What is the gradient descent rule using binary cross entropy (BCE) with tanh?
-
10-12-2020 - |
Question
Similar to this post, I need the gradient descent step of tanh but now with binary cross entropy (BCE).
So we have
$$ \Delta \omega = -\eta \frac{\delta E}{\delta \omega} $$
Now we have BCE:
$$ E = −(ylog(\hat{y})+(1−y)log(1−\hat{y})) $$
Considering my output is $\hat{y} = tanh(\omega .x)$, $x$ is my input vector and $y_i$ is the corresponding label here. $$ \frac{\delta E}{\delta \omega} = \frac{\delta −(ylog(tanh(wx))+(1−y)log(1−tanh(wx)))}{\delta \omega} $$
Now on this website they do something similar for the normal sigmoid and arrive at (eq 60):
$$ \frac{σ′(z)x}{ σ(z)(1−σ(z))}(σ(z)−y) $$
Could we use that and continue there?

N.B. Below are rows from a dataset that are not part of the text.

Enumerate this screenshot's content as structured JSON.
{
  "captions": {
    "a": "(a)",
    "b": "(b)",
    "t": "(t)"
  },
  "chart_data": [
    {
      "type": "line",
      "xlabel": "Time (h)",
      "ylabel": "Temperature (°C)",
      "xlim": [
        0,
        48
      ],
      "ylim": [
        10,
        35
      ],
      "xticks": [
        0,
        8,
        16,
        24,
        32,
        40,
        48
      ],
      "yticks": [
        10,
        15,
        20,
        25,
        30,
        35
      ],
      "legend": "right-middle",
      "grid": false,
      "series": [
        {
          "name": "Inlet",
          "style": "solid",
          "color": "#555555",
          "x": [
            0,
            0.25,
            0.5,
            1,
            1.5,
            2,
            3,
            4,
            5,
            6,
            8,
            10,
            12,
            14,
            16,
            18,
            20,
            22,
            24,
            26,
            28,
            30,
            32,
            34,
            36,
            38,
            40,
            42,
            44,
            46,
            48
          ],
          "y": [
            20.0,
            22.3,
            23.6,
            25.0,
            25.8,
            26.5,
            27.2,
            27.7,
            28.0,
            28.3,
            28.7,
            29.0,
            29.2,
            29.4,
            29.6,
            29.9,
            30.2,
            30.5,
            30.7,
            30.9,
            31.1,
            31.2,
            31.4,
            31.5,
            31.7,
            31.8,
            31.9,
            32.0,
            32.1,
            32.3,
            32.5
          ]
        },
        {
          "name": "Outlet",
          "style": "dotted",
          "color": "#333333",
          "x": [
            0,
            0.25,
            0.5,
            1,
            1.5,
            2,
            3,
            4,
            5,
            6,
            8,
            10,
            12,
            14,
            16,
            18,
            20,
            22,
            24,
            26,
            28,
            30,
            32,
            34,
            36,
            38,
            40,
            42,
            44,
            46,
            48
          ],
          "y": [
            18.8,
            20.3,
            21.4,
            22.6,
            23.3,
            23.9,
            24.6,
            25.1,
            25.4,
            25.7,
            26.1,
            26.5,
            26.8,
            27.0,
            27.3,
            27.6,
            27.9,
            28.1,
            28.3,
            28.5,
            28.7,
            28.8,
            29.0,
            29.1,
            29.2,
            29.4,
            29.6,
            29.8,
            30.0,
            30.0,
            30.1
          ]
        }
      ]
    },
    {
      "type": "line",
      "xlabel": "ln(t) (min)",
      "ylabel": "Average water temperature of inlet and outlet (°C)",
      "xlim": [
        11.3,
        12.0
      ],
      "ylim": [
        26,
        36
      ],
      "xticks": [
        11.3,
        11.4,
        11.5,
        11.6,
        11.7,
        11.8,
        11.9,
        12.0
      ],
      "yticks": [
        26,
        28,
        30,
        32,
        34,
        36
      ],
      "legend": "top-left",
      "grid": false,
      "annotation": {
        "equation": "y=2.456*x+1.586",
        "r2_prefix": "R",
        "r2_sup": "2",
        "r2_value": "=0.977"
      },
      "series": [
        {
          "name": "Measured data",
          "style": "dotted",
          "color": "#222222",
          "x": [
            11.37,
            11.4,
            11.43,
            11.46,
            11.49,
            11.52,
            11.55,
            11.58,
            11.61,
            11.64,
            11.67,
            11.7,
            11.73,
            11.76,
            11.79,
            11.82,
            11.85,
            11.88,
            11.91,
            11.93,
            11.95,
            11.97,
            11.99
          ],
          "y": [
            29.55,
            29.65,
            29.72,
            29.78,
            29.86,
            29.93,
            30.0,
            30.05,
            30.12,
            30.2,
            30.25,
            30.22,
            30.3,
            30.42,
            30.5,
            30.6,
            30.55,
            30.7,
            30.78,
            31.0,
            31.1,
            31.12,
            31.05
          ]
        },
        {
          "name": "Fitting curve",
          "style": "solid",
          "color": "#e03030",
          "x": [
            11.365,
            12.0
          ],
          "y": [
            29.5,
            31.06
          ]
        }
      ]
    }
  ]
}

We can get the derivative like this and get:
$$ \frac{tanh′(wx)x}{tanh(wx)(1−tanh(wx))}(tanh(wx)−y) \\= \frac{x-xtanh(wx)^2}{tanh(wx)(1−tanh(wx))}(tanh(wx)−y) \\= \frac{x-x\hat{y}^2}{\hat{y}(1−\hat{y})}(\hat{y}−y) \\= \frac{(\hat{y} + 1)x(\hat{y} - y)}{\hat{y}} $$
Wherever I look, I don't find this :)
Update
Given the first answer that gives $(1 + \hat{y})(1 - \hat{y})$, we arrive at the same
$$ \frac{tanh′(wx)x}{tanh(wx)(1−tanh(wx))}(tanh(wx)−y) \\= \frac{x(1 + \hat{y})(1 - \hat{y})}{\hat{y}(1−\hat{y})}(\hat{y}−y) \\= \frac{(\hat{y} + 1)x(\hat{y} - y)}{\hat{y}} $$
La solution
Let 'a' be the output from an activation function like sigmoid or tanh.
Therefore, the derivative of sigmoid is a*(1-a) whereas the derivative for tanh is (1+a)*(1-a).
Just follow the derivation of sigmoid except replace the derivative of sigmoid with that of tanh.